04-01-2011 11:30 AM - edited 03-06-2019 04:23 PM
I am somewhat new to networking and would like to ask my network admin to add about 30 vlans to a switch interface for convenience purposes. Normally we get a few interfaces ether-channeled together and get three or 4 vlans put on these interfaces, but it would sure be helpful when standing up a new vmware esxi host to be able to reconfigure this host at any time to work in any of our environments (currently
. What I don't know is how this kind of setup could adversely affect things. The thought would be that on the esxi host we would only have 3-4 vlans currently active and not even have the other 20+ even configured on the system. What are your thoughts in this regard.
Thank you!
04-01-2011 11:49 AM
Server has vlans 1-4
switchport is configured for 1-30
The downside is that you will get flooding from the network to the server from vlans that you do not have on the server. For example, an arp request is issued on vlan 29. All ports in vlan 29 including trunks carrying that vlan will transmit it. The server will see a frame with a dot1q tag with vlan 29 in it. As long as the server drops it at the nic interface you are good.
If there is a packet storm in vlan 29, the server will see that traffic and will be effected also.
Other than that you are solid.
04-01-2011 11:59 AM
Bradley, thank you for your reply. I am not as concerned at the server level because most vlans will not be configured so they should be dropped, correct? I guess my big concern would be at the switching level and affecting the entire switch fabric campus wide. I just don't know if this would be a problem or not.
04-01-2011 12:23 PM
Bradley, thank you for your reply. I am not as concerned at the server level because most vlans will not be configured so they should be dropped, correct?
*** You are correct. That is what the server SHOULD do. ****
I guess my big concern would be at the switching level and affecting the entire switch fabric campus wide.
*** Nope. You are solid. As long as the server throws away the packets with the unknown vlan IDs.****
I just don't know if this would be a problem or not.
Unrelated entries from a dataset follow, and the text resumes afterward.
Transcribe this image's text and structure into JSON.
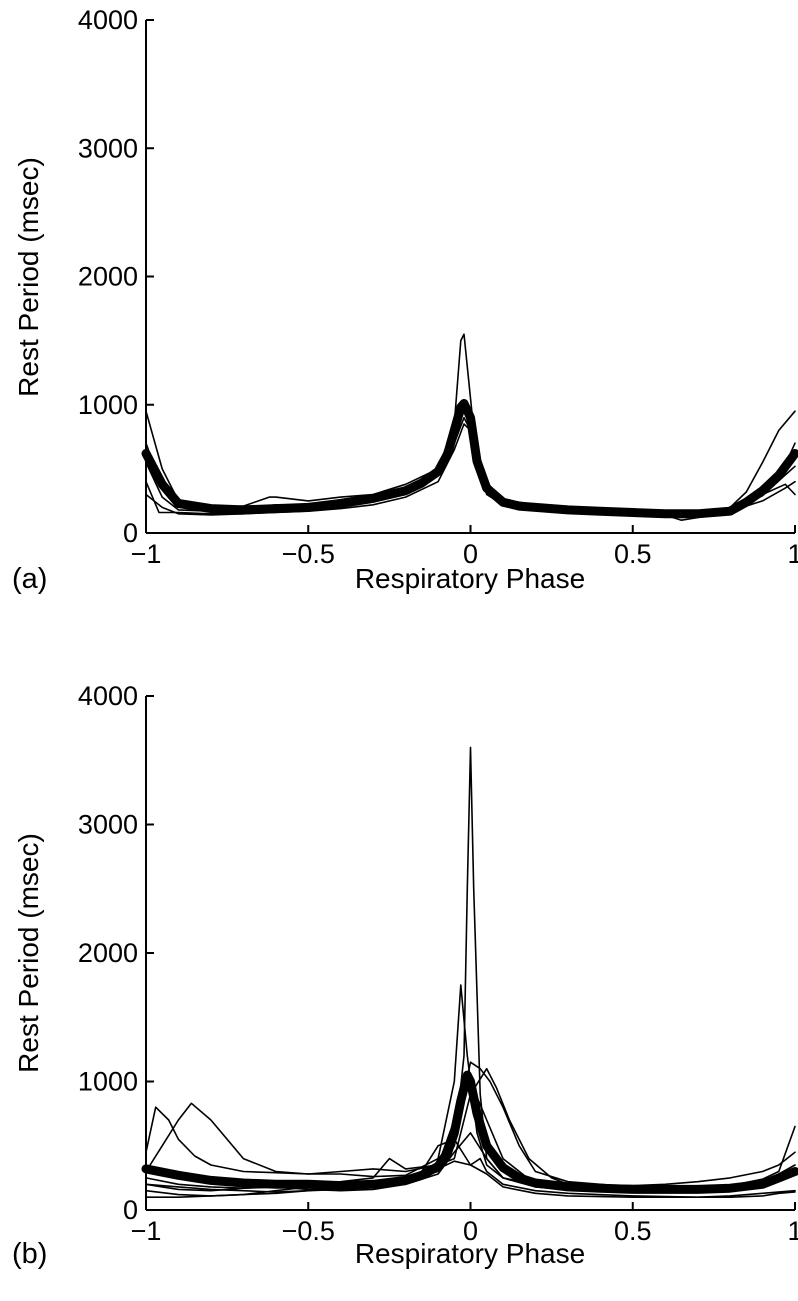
{
  "chart_data": [
    {
      "panel": "(a)",
      "type": "line",
      "xlabel": "Respiratory Phase",
      "ylabel": "Rest Period (msec)",
      "xlim": [
        -1,
        1
      ],
      "ylim": [
        0,
        4000
      ],
      "xticks": [
        -1,
        -0.5,
        0,
        0.5,
        1
      ],
      "xtick_labels": [
        "−1",
        "−0.5",
        "0",
        "0.5",
        "1"
      ],
      "yticks": [
        0,
        1000,
        2000,
        3000,
        4000
      ],
      "ytick_labels": [
        "0",
        "1000",
        "2000",
        "3000",
        "4000"
      ],
      "grid": false,
      "series": [
        {
          "kind": "mean",
          "x": [
            -1,
            -0.95,
            -0.9,
            -0.8,
            -0.7,
            -0.6,
            -0.5,
            -0.4,
            -0.3,
            -0.2,
            -0.15,
            -0.1,
            -0.07,
            -0.05,
            -0.03,
            -0.02,
            0,
            0.02,
            0.05,
            0.1,
            0.15,
            0.2,
            0.3,
            0.4,
            0.5,
            0.6,
            0.7,
            0.8,
            0.85,
            0.9,
            0.95,
            1
          ],
          "y": [
            620,
            380,
            230,
            190,
            180,
            190,
            200,
            230,
            270,
            330,
            390,
            480,
            620,
            800,
            980,
            1010,
            900,
            560,
            350,
            240,
            210,
            200,
            180,
            170,
            160,
            150,
            150,
            170,
            240,
            330,
            450,
            620
          ]
        },
        {
          "kind": "trial",
          "x": [
            -1,
            -0.95,
            -0.9,
            -0.8,
            -0.7,
            -0.6,
            -0.5,
            -0.4,
            -0.3,
            -0.2,
            -0.1,
            -0.05,
            -0.03,
            -0.02,
            0,
            0.02,
            0.05,
            0.1,
            0.2,
            0.3,
            0.4,
            0.5,
            0.6,
            0.7,
            0.8,
            0.85,
            0.9,
            0.95,
            1
          ],
          "y": [
            950,
            500,
            250,
            200,
            190,
            220,
            220,
            260,
            300,
            380,
            500,
            850,
            1500,
            1550,
            1050,
            550,
            320,
            230,
            200,
            180,
            170,
            170,
            160,
            150,
            200,
            320,
            550,
            800,
            950
          ]
        },
        {
          "kind": "trial",
          "x": [
            -1,
            -0.95,
            -0.9,
            -0.8,
            -0.7,
            -0.62,
            -0.6,
            -0.5,
            -0.4,
            -0.3,
            -0.2,
            -0.1,
            -0.05,
            -0.02,
            0,
            0.05,
            0.1,
            0.2,
            0.3,
            0.5,
            0.6,
            0.65,
            0.7,
            0.8,
            0.9,
            0.95,
            1
          ],
          "y": [
            700,
            350,
            220,
            200,
            210,
            280,
            280,
            250,
            280,
            300,
            350,
            450,
            700,
            900,
            800,
            350,
            260,
            220,
            200,
            180,
            150,
            120,
            140,
            180,
            320,
            420,
            700
          ]
        },
        {
          "kind": "trial",
          "x": [
            -1,
            -0.96,
            -0.9,
            -0.8,
            -0.7,
            -0.6,
            -0.5,
            -0.4,
            -0.3,
            -0.2,
            -0.1,
            -0.05,
            -0.03,
            0,
            0.03,
            0.06,
            0.1,
            0.2,
            0.3,
            0.5,
            0.6,
            0.65,
            0.7,
            0.8,
            0.9,
            0.97,
            1
          ],
          "y": [
            400,
            160,
            160,
            150,
            150,
            170,
            180,
            200,
            250,
            300,
            480,
            700,
            1000,
            950,
            500,
            300,
            220,
            190,
            180,
            160,
            140,
            100,
            120,
            170,
            300,
            380,
            300
          ]
        },
        {
          "kind": "trial",
          "x": [
            -1,
            -0.95,
            -0.9,
            -0.8,
            -0.7,
            -0.6,
            -0.5,
            -0.4,
            -0.3,
            -0.2,
            -0.1,
            -0.05,
            -0.02,
            0,
            0.04,
            0.1,
            0.2,
            0.3,
            0.5,
            0.6,
            0.7,
            0.8,
            0.9,
            0.96,
            1
          ],
          "y": [
            550,
            280,
            180,
            170,
            160,
            170,
            180,
            210,
            250,
            320,
            450,
            750,
            950,
            880,
            420,
            260,
            210,
            190,
            170,
            150,
            140,
            180,
            290,
            430,
            520
          ]
        },
        {
          "kind": "trial",
          "x": [
            -1,
            -0.95,
            -0.9,
            -0.8,
            -0.7,
            -0.6,
            -0.5,
            -0.4,
            -0.3,
            -0.2,
            -0.1,
            -0.05,
            -0.02,
            0,
            0.05,
            0.1,
            0.2,
            0.3,
            0.5,
            0.65,
            0.7,
            0.8,
            0.9,
            0.97,
            1
          ],
          "y": [
            300,
            200,
            150,
            140,
            150,
            160,
            170,
            190,
            220,
            280,
            400,
            650,
            850,
            800,
            300,
            220,
            190,
            180,
            160,
            130,
            140,
            170,
            250,
            350,
            400
          ]
        }
      ]
    },
    {
      "panel": "(b)",
      "type": "line",
      "xlabel": "Respiratory Phase",
      "ylabel": "Rest Period (msec)",
      "xlim": [
        -1,
        1
      ],
      "ylim": [
        0,
        4000
      ],
      "xticks": [
        -1,
        -0.5,
        0,
        0.5,
        1
      ],
      "xtick_labels": [
        "−1",
        "−0.5",
        "0",
        "0.5",
        "1"
      ],
      "yticks": [
        0,
        1000,
        2000,
        3000,
        4000
      ],
      "ytick_labels": [
        "0",
        "1000",
        "2000",
        "3000",
        "4000"
      ],
      "grid": false,
      "series": [
        {
          "kind": "mean",
          "x": [
            -1,
            -0.9,
            -0.8,
            -0.7,
            -0.6,
            -0.5,
            -0.4,
            -0.3,
            -0.2,
            -0.15,
            -0.1,
            -0.07,
            -0.05,
            -0.03,
            -0.01,
            0,
            0.02,
            0.05,
            0.1,
            0.15,
            0.2,
            0.3,
            0.4,
            0.5,
            0.6,
            0.7,
            0.8,
            0.9,
            0.95,
            1
          ],
          "y": [
            320,
            270,
            230,
            210,
            200,
            200,
            190,
            200,
            230,
            270,
            340,
            450,
            600,
            850,
            1050,
            1000,
            750,
            500,
            330,
            250,
            210,
            180,
            170,
            160,
            160,
            160,
            170,
            200,
            250,
            300
          ]
        },
        {
          "kind": "trial",
          "x": [
            -1,
            -0.95,
            -0.9,
            -0.8,
            -0.7,
            -0.6,
            -0.5,
            -0.4,
            -0.3,
            -0.2,
            -0.1,
            -0.05,
            -0.02,
            -0.01,
            0,
            0.01,
            0.03,
            0.05,
            0.1,
            0.2,
            0.3,
            0.5,
            0.7,
            0.8,
            0.9,
            0.95,
            1
          ],
          "y": [
            200,
            180,
            160,
            150,
            170,
            180,
            200,
            200,
            210,
            230,
            300,
            500,
            1200,
            2500,
            3600,
            2500,
            900,
            400,
            250,
            180,
            160,
            140,
            140,
            150,
            180,
            230,
            300
          ]
        },
        {
          "kind": "trial",
          "x": [
            -1,
            -0.95,
            -0.9,
            -0.86,
            -0.8,
            -0.7,
            -0.6,
            -0.5,
            -0.4,
            -0.3,
            -0.2,
            -0.1,
            -0.05,
            -0.03,
            -0.01,
            0.02,
            0.05,
            0.1,
            0.2,
            0.3,
            0.5,
            0.7,
            0.8,
            0.9,
            0.95,
            1
          ],
          "y": [
            300,
            500,
            700,
            830,
            700,
            400,
            300,
            280,
            280,
            260,
            270,
            400,
            1000,
            1750,
            1200,
            600,
            350,
            250,
            200,
            180,
            150,
            140,
            160,
            200,
            270,
            320
          ]
        },
        {
          "kind": "trial",
          "x": [
            -1,
            -0.97,
            -0.93,
            -0.9,
            -0.85,
            -0.8,
            -0.7,
            -0.6,
            -0.5,
            -0.4,
            -0.3,
            -0.2,
            -0.1,
            -0.05,
            -0.02,
            0,
            0.03,
            0.06,
            0.1,
            0.15,
            0.2,
            0.3,
            0.5,
            0.7,
            0.8,
            0.9,
            0.95,
            1
          ],
          "y": [
            450,
            800,
            700,
            550,
            420,
            350,
            300,
            290,
            280,
            300,
            320,
            300,
            350,
            500,
            900,
            1150,
            1100,
            1000,
            800,
            500,
            300,
            220,
            180,
            170,
            190,
            240,
            300,
            650
          ]
        },
        {
          "kind": "trial",
          "x": [
            -1,
            -0.9,
            -0.8,
            -0.7,
            -0.6,
            -0.5,
            -0.4,
            -0.3,
            -0.25,
            -0.2,
            -0.1,
            -0.05,
            0,
            0.05,
            0.08,
            0.12,
            0.18,
            0.25,
            0.3,
            0.5,
            0.6,
            0.7,
            0.8,
            0.9,
            0.95,
            1
          ],
          "y": [
            250,
            200,
            180,
            170,
            180,
            200,
            220,
            250,
            400,
            320,
            350,
            400,
            900,
            1100,
            950,
            700,
            400,
            250,
            200,
            190,
            200,
            220,
            250,
            300,
            350,
            450
          ]
        },
        {
          "kind": "trial",
          "x": [
            -1,
            -0.9,
            -0.8,
            -0.7,
            -0.6,
            -0.5,
            -0.4,
            -0.3,
            -0.2,
            -0.15,
            -0.1,
            -0.05,
            0,
            0.03,
            0.05,
            0.1,
            0.2,
            0.3,
            0.5,
            0.7,
            0.8,
            0.9,
            1
          ],
          "y": [
            150,
            120,
            110,
            120,
            150,
            180,
            200,
            220,
            250,
            300,
            500,
            550,
            350,
            400,
            300,
            200,
            150,
            130,
            110,
            100,
            110,
            130,
            150
          ]
        },
        {
          "kind": "trial",
          "x": [
            -1,
            -0.9,
            -0.8,
            -0.7,
            -0.6,
            -0.5,
            -0.4,
            -0.3,
            -0.2,
            -0.1,
            -0.05,
            0,
            0.05,
            0.1,
            0.2,
            0.3,
            0.5,
            0.7,
            0.8,
            0.9,
            0.95,
            1
          ],
          "y": [
            100,
            100,
            110,
            120,
            130,
            150,
            180,
            200,
            250,
            320,
            380,
            350,
            280,
            180,
            130,
            110,
            100,
            100,
            100,
            110,
            130,
            140
          ]
        },
        {
          "kind": "trial",
          "x": [
            -1,
            -0.9,
            -0.8,
            -0.7,
            -0.6,
            -0.5,
            -0.4,
            -0.3,
            -0.2,
            -0.1,
            -0.05,
            0,
            0.05,
            0.1,
            0.2,
            0.3,
            0.5,
            0.7,
            0.8,
            0.9,
            0.95,
            1
          ],
          "y": [
            200,
            180,
            160,
            150,
            140,
            150,
            160,
            180,
            200,
            280,
            450,
            600,
            400,
            250,
            180,
            160,
            150,
            150,
            160,
            200,
            280,
            350
          ]
        },
        {
          "kind": "trial",
          "x": [
            -1,
            -0.9,
            -0.8,
            -0.7,
            -0.6,
            -0.5,
            -0.4,
            -0.3,
            -0.2,
            -0.1,
            -0.05,
            0,
            0.05,
            0.1,
            0.2,
            0.3,
            0.5,
            0.7,
            0.8,
            0.9,
            0.95,
            1
          ],
          "y": [
            350,
            280,
            220,
            200,
            180,
            160,
            150,
            160,
            200,
            350,
            700,
            1000,
            700,
            400,
            200,
            170,
            150,
            140,
            150,
            200,
            260,
            300
          ]
        }
      ]
    }
  ]
}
**** only if the server does not drop the unknown vlan IDs. I have seen servers bridge between vlans, try to process the unknown packets and etc.... *****
Try this. Plug your pc into a trunk port on the switch. Your pc will then be in the native vlan. Everything will work fine.
04-01-2011 12:41 PM
Bradley, thank you again for your assistance!
04-01-2011 01:05 PM
What would happen if I get close to maxing out my spanning-tree sessions on our
3750's with all these vlan's or is that not a serious concern with 40-50 vlan floating around?
04-01-2011 01:14 PM
If you are at the limit. That is going to be a problem. The remain vlans will be created but, without an instance of spanning tree! Hence, if you have dual uplinks there is nothing to block the vlans.